British single mother finds love.
Nel Innes is as busy as a bee, what with raising teenaged daughter Fleur and selling mistletoe at the local farmers’ market. She has many friends, who all seem able to make a living selling artsy-craftsy-jammy-waxy things to each other. Overall, life has rolled along pleasantly enough since she moved to this Cotswolds village as a very young widow. There’s even old Reg at the fruit and veg stall to give her an appreciative wink now and then. But will she ever know the sweaty ecstasy of a horizontal tango again? Yes! New acquaintance Jake, a lawyer, knows just how to tangle up the sheets, and he even makes a fine cup of Horlicks for that nurturing afterglow found only in mommy-lit sex. Nel wraps herself in his too-big bathrobe and sinks into guilty gloom. Should she have gone that far with a devastatingly attractive, kind, intelligent, successful man after ten celibate years? (Reader, do not shout the obvious answer. These are characters in a book.) As it turns out, Jake represents the villains, who are trying to wrest control of hospice-owned land that may or may not have been willed to the pure-hearted farmers’-market stallholders.
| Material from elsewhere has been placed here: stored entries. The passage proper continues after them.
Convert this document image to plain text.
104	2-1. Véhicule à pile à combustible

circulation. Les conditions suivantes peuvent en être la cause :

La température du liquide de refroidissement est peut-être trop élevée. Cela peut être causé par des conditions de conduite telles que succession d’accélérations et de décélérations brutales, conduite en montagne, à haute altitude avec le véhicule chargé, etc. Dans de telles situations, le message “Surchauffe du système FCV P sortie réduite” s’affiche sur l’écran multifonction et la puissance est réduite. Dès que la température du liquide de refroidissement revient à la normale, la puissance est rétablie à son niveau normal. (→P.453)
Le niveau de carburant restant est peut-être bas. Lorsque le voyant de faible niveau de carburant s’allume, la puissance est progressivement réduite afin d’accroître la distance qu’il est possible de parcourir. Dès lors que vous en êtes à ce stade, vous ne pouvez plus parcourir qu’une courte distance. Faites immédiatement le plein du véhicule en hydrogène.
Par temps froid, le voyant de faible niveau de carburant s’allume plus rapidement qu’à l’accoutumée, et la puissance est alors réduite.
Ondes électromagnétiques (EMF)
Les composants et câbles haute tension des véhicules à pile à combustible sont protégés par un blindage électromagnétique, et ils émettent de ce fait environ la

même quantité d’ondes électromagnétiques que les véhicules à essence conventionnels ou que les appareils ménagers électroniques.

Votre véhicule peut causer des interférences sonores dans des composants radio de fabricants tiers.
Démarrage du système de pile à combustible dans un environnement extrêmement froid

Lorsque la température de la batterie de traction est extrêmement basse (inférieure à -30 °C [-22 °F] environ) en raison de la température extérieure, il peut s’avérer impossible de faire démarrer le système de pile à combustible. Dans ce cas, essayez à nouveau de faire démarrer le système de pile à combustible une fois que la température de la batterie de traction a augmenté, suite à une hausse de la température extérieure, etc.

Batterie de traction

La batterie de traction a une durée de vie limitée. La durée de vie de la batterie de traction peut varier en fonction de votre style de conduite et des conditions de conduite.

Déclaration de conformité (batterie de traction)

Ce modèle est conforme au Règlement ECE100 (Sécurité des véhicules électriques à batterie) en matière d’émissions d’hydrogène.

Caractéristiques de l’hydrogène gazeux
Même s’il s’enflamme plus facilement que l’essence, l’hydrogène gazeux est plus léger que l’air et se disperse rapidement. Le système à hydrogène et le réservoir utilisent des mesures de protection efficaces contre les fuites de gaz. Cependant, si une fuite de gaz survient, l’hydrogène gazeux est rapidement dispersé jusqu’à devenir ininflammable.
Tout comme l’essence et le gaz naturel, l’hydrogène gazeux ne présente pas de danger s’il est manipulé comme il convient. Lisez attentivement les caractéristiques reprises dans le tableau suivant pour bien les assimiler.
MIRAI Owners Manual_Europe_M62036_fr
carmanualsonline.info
Committees are formed! Meetings are held! When will the rich people realize that a huge, vulgar housing estate teeming with Johnny-come-latelies is about to spring up on their patrician doorstep? Will all the poor people from the hospice be turned out into the cold and totter away into the sunset waving their canes? Was Jake’s gorgeous car bought with tainted money from unprincipled people with no taste? Can anyone doubt that there will be a happy ending to this predictable tale from the author of, among others, Highland Fling (2003)?
Mild as malted milk (see above: Horlicks) and just as comforting.